Have awareness and education around cultural competency been expanding in recent years?
Yes, there are more conversations being had on this topic, more intentional discussions about what cultural competency training looks like and what culture encompasses. Over the past two years, there has been more awareness and inclusivity in general, and that impacts mental healthcare as well, even to the level of the representation you see in the artwork hanging in treatment settings. I’ve worked in a wide array of settings, from Medicaid-funded services up to higher-income options, and I do see growth in this area. However, there’s still a long way to go, particularly in understanding and recognizing our own personal biases and how that can impact the work we do with clients.

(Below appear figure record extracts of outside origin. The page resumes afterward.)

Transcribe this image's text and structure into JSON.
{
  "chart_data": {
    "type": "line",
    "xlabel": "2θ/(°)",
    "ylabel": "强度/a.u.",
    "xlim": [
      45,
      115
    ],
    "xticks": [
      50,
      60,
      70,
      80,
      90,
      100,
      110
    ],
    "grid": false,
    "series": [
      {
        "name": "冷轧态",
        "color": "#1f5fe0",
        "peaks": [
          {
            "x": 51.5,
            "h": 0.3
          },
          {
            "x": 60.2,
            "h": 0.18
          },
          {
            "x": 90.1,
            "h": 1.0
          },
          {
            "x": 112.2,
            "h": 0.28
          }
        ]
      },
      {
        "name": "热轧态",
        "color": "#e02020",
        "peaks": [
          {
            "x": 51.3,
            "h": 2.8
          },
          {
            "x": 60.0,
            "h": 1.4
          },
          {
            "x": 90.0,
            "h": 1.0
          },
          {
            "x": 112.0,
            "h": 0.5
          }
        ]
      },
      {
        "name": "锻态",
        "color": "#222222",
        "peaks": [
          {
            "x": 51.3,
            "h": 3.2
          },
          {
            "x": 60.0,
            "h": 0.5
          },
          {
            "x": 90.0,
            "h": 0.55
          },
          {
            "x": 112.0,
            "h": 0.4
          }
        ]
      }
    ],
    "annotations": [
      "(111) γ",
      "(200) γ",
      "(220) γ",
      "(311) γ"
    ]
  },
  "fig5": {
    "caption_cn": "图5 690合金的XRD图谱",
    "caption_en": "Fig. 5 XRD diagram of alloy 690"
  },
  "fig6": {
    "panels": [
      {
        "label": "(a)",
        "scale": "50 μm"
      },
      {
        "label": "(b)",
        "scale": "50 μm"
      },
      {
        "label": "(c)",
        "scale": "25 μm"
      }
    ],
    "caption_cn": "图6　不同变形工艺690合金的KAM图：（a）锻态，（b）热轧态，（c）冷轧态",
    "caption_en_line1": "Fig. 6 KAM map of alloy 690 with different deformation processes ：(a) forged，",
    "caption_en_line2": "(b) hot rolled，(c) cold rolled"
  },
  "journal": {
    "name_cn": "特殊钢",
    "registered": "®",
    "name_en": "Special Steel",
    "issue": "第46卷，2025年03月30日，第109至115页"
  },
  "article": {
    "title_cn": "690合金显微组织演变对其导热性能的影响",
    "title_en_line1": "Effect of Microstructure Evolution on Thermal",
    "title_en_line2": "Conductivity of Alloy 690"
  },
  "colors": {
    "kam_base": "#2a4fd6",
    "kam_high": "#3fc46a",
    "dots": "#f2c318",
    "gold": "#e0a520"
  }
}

At Newport, because our programs are located in so many different places across the country, our work supporting diversity, equity and inclusion and our work building cultural competence needs to take into consideration multiple regions and cultures. We are as inclusive as possible in our hiring practices, so we can create teams that encompass a wide range of cultural diversity. We’re expanding professional development in cultural competency for our clinicians, and partnering with organizations like the Trevor Project for trainings specific to particular populations. Ultimately, our goal is to provide our clinicians with the tools to address the needs of all the teens and young adults who come to us to heal.